Increasing evidence also implicates host-microbe interactions in the etiology of anxiety, stress related behaviors, and neurodevelopmental disorders. Stilling and colleagues applied genome-wide transcriptional profiling to determine gene expression in the amygdala of germ-free (GF) mice, devoid of any microbiota throughout maturation [83]. They found that absence of microbes in GF mice was significantly associated with upregulation of synaptic plasticity-related genes and genes that promote transcription, which are associated with neural activities and established during early life. Their research suggested that downregulation of immune system-related genes may reflect some effects of microbiota on brain physiology and behavioral responses through the immune system [83]. The modulation of the gut microbiota by host genes and the regulation of the microbiome on host gene expression throughout molecular epigenetic processes are still largely unknown. Large scale and detailed studies in humans are needed to identify candidate genes that may decode the mechanism of host-microbial interactions in shaping brain function and neurodevelopment and can guide future microbiota-targeted diagnosis and interventions [8].

Conclusion

In summary, the dysbiosis of gut microbiota persists during infancy, especially in preterm infants, and then may reach a stable configuration at age 2 to 3 years, toward the characteristic microbiota of adults [4,84]. The development of the neonatal gut microbiome is influenced by multiple factors and further research is needed to investigate the potential contributing factors, such as early life stress.
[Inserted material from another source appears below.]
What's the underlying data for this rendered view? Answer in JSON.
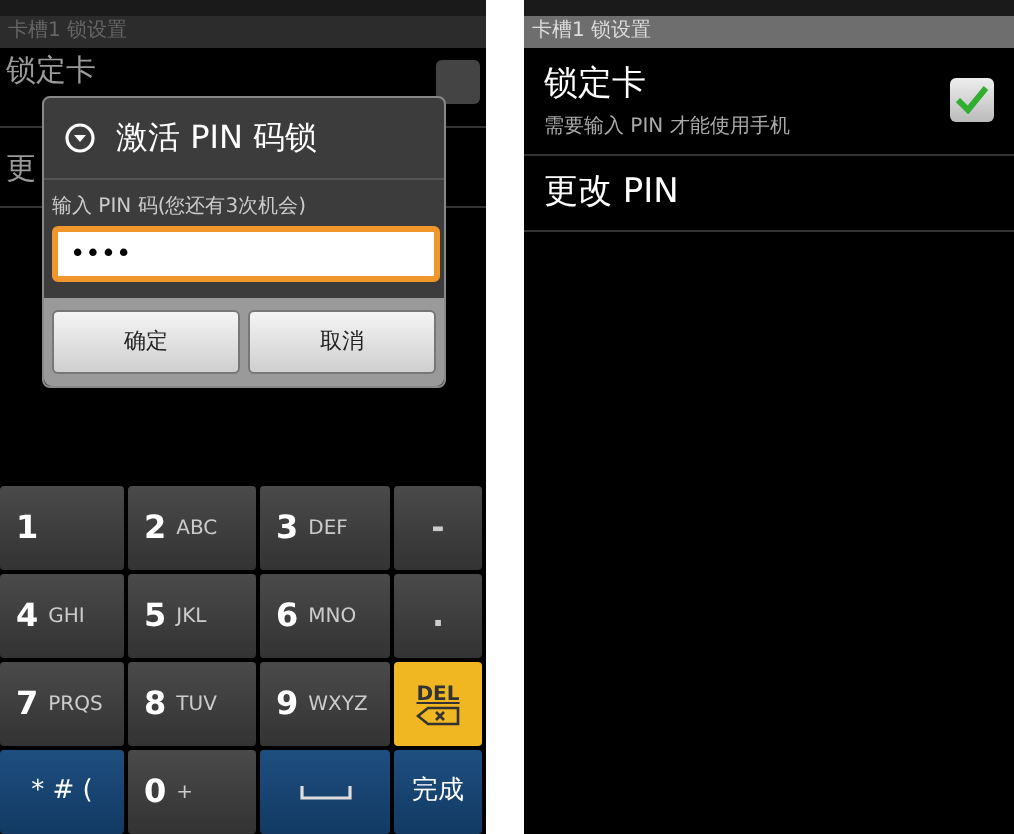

Not only are preterm infants exposed to an abundance of invasive interventions, but they are also especially vulnerable to stressful events during this highly technical care period in the NICU. The role of the gut microbiome, the brain-gut signaling system, and its interaction with the host genes have been shown to be related to both short and long term health and bio-behavioral development, as such infant microbiome evolutionary trajectory is essentially parallel with the host (infant) neurodevelopmental process and growth. The investigation of potential dysbiosis patterns in early childhood is still lacking and few studies have addressed this host-microbiome co-developmental process, therefore, the theoretical model that proposed herein is innovative and highly demanded [84,85]. Further studies are needed to focus on the multi-omic mechanisms of brain-gut-microbiota signaling system and the dynamic host-microbial interaction in the regulation of health, stress and development in human infants.